Absolutely this
@everydayupsanddowns I too thought ‘lower was better’ and it was ok as long as you kept an eye on things, but it was what I read online about subtle (or not so subtle) cognitive difficulties and heart arrhythmias that made me realise that that wasn’t true. Also, after 20 odd years of Type 1, I felt a ‘softening’ of my hypo symptoms. It was subtle but once I spotted it, it caused me concern. Now, 30 years after diagnosis, my hypo symptoms are still sharp and I always try to stay above 4.8/5 ish as a matter of routine.
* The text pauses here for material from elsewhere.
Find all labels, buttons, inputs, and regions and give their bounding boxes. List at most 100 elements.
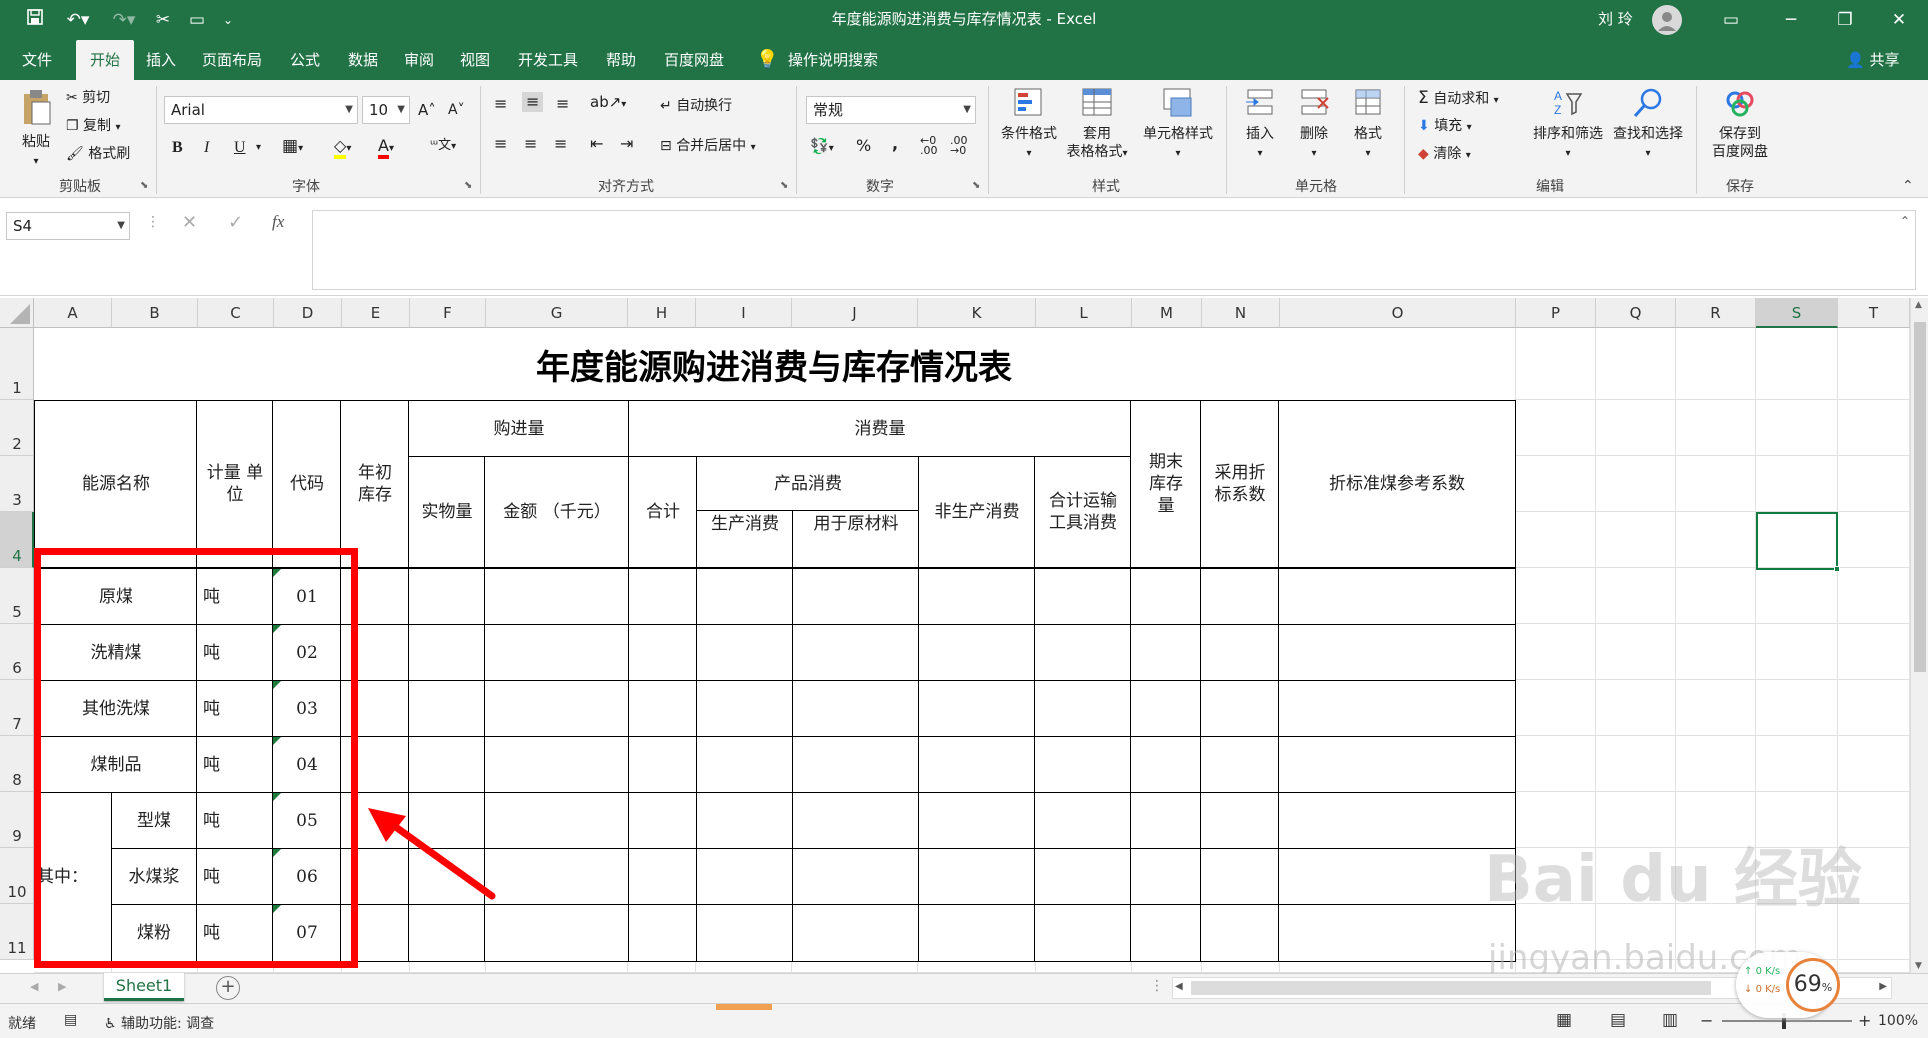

Just like weight, lower isn’t better, and if you run too low, you risk developing other problems and affecting your life for the worst. I actually asked my consultant about complications when my HbA1C rose slightly. I asked if someone with an HbA1C of 45 was more at risk of complications than someone with an HbA1C of 45. She said No. Although good control is important, like maintaining a healthy BMI, the healthy zone isn’t at the very bottom - because it brings other risks. That is, a BMI of 21 is good, but a BMI of 16 isn’t ‘extra good’ - it’s more dangerous and it’s unnecessary as it won’t bring better health than a BMI of 21.
It’s the same with HbA1Cs
@sharp00782 I remember the urge to ‘get the best score’ and to force it lower, but that’s not necessary; not healthy; and will impair your hypo awareness, as you’ve found. You also mentioned not eating enough carbs to treat a hypo (ie you didn’t eat enough to bring your blood sugar up enough). That’s another risk that we face: restricted eating and eating disorders. Those can creep up on you and are best nipped in the bud.